Kuo had only six big blinds going into three-handed play but doubled twice to stay in it. At the same time, Tsai busted Yang in third place to get heads-up with Kuo.
Tsai started with 68 big blinds and Kuo with only 12. But Kuo got aggressive and took pot after pot. The two then exchanged the chip lead for more than an hour until Kuo took a very slight lead into the final hand. Tsai got her stack all-in with K-T of diamonds on a 7d-6h-2d flop. Kuo called with K-7 offsuit and only improved with a 7 on the river.
Kuo won the APT Taiwan title, an APT Champion ring, and an APT Golden Lion Main Event trophy to go with her cash.
- 1st place: Hui Chen “Kitty” Kuo = NT$724,200
- 2nd place: Chi Ying Tsai = NT$482,200
- 3rd place: Po Cheng Yang = NT$335,600
- 4th place: Kun Yu Chiang = NT$242,400
- 5th place: Yu Sheng Lin = NT$181,300
- 6th place: Zhi Hao Huang = NT$139,900
- 7th place: Chen Yi “Serina” Liu = NT$111,100
- 8th place: Kar Wee Chee = NT$90,500
Second APT Title for Kuo
Kuo is no stranger to live poker.
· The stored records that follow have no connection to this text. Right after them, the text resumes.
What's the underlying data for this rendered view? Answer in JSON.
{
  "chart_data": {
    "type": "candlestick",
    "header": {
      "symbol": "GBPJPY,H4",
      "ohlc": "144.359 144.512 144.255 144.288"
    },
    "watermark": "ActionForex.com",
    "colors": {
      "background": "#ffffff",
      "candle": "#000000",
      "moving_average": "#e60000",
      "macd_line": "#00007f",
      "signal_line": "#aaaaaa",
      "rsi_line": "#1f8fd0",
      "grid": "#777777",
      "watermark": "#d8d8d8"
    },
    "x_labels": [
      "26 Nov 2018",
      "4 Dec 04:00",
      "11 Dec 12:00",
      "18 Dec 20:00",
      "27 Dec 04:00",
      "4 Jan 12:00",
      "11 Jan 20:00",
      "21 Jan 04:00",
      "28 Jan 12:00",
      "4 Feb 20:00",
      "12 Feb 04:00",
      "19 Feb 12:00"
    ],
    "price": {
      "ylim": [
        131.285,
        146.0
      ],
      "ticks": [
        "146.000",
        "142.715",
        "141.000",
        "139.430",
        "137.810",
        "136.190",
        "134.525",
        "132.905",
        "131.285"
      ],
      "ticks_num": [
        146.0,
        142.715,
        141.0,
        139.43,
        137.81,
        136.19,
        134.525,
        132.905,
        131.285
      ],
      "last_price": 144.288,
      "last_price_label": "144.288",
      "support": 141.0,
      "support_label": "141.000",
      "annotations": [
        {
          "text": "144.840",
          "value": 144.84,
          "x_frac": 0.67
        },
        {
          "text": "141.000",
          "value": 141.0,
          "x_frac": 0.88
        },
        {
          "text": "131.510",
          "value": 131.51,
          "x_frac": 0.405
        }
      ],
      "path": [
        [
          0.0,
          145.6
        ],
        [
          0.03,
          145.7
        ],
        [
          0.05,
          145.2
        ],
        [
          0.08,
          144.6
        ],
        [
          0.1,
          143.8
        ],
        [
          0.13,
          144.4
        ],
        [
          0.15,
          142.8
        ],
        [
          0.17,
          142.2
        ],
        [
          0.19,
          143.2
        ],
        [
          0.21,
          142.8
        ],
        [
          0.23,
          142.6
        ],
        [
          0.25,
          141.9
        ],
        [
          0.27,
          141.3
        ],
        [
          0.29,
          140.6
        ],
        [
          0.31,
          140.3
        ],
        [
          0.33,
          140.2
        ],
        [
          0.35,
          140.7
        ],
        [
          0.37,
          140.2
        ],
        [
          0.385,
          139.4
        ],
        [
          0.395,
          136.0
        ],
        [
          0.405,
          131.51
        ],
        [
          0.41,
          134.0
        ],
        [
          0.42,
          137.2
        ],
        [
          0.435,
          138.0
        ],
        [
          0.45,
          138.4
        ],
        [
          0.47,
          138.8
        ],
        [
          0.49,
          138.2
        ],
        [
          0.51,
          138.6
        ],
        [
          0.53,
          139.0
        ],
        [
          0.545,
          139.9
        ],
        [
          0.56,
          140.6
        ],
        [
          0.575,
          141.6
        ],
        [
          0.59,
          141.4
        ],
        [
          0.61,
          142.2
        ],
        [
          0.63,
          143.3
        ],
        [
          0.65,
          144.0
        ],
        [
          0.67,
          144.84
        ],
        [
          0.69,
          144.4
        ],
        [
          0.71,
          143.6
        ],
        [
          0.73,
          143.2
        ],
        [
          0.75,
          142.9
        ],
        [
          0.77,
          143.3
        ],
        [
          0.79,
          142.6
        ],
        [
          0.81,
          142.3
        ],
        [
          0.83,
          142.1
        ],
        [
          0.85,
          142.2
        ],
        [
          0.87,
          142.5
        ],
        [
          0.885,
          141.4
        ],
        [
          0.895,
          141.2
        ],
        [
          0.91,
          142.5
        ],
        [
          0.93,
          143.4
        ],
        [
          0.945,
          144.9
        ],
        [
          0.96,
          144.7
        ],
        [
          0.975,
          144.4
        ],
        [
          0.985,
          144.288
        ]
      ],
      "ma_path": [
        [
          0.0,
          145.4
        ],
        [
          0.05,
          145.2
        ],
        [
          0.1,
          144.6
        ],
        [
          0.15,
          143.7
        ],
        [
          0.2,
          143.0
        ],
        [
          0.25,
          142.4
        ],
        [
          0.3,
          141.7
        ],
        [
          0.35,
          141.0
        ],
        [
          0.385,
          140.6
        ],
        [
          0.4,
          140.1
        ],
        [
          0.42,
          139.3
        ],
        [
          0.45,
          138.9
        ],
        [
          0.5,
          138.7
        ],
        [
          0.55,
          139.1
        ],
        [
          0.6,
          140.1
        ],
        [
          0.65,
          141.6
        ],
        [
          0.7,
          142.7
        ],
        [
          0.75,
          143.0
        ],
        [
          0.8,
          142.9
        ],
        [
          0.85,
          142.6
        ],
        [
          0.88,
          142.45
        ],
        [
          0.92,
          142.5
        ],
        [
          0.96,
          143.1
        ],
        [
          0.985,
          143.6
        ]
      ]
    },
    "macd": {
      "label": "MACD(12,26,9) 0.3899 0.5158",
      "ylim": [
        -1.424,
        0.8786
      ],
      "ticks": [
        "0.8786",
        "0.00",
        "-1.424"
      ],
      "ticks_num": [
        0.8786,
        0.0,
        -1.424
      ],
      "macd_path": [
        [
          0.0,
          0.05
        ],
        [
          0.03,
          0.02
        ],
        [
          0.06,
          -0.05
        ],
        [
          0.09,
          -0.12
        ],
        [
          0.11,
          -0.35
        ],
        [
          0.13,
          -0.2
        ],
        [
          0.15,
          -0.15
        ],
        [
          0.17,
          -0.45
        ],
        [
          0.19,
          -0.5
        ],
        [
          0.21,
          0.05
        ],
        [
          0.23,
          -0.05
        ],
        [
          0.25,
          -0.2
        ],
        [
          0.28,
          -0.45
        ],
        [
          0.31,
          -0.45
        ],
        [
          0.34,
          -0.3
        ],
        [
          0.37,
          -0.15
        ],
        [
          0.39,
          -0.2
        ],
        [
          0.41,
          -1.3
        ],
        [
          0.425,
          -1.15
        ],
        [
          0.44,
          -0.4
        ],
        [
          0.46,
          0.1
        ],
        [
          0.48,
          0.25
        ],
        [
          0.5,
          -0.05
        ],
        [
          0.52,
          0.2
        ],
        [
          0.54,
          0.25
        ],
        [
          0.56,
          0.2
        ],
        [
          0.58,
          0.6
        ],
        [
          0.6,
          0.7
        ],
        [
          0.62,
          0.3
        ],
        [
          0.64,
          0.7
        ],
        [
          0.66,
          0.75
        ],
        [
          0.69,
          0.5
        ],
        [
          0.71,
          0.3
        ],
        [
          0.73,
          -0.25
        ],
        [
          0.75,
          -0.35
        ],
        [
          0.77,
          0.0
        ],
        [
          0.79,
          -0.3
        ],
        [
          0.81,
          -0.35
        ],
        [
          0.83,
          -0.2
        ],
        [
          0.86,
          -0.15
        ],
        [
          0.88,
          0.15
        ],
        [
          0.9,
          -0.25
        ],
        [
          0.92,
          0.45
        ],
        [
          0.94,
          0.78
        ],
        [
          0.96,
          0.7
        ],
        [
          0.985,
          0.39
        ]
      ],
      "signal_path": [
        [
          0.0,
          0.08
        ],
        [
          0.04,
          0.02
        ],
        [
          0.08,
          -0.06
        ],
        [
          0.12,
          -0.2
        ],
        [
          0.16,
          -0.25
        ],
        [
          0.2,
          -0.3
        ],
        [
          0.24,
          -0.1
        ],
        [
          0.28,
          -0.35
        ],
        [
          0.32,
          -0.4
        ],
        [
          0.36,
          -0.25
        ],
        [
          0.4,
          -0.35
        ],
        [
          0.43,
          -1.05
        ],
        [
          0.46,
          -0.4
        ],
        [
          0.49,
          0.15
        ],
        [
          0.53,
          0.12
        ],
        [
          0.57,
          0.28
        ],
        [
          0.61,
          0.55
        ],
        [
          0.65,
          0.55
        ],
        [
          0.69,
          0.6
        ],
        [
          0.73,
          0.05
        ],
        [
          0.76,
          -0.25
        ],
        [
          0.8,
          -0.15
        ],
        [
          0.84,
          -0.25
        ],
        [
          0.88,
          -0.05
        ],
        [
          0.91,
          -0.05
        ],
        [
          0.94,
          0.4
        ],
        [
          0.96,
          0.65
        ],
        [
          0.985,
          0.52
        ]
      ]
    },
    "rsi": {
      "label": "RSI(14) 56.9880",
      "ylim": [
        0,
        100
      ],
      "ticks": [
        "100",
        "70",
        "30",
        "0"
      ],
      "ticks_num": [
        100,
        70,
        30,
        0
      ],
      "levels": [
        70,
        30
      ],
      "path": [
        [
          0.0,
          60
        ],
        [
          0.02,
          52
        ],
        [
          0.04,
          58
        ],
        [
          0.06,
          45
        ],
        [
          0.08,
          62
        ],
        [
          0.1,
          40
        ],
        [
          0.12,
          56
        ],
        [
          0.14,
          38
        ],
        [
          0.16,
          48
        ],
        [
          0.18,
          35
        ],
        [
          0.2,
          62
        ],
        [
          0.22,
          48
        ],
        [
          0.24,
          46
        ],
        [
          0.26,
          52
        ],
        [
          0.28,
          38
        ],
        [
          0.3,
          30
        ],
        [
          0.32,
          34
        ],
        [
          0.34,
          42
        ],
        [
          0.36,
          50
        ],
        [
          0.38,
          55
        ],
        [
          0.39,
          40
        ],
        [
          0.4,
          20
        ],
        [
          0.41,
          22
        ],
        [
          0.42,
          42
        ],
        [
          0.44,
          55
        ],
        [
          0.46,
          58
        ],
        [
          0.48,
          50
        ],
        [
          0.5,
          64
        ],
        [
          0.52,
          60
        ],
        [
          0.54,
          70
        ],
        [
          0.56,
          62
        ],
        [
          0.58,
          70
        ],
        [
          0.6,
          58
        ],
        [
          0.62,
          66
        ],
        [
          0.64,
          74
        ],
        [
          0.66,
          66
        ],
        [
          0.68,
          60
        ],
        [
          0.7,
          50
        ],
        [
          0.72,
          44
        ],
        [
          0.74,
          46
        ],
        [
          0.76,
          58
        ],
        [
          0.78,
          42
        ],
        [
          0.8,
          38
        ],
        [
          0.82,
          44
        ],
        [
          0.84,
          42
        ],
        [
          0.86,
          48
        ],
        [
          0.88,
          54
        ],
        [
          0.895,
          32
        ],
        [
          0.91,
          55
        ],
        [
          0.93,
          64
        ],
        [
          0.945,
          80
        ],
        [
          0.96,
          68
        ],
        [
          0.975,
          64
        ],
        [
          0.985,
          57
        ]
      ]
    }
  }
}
She went to the Taiwan final table with more than US$2.3M in live earnings, which doesn’t consider the unknown amount she has won in cash games and online.
She first garnered global attention when she won the 2009 PokerStars Macau Poker Cup Main Event for HK$557,230. Kuo went on to cash numerous times at events in Macau that year and then traveled to the United States and won the WSOP Circuit event at Caesars Palace in Las Vegas in April 2010. She won her first Asian Poker Tour title at the APT Manila in 2012.
Through the years, she made numerous final tables and just missed out on two World Poker Tour titles and Aussie Millions and European Poker Tour titles, also putting up a fight for a WSOP bracelet in 2015.
Today, Kuo plays live when the pandemic allows but focuses on playing online at Natural8, where she serves as an ambassador.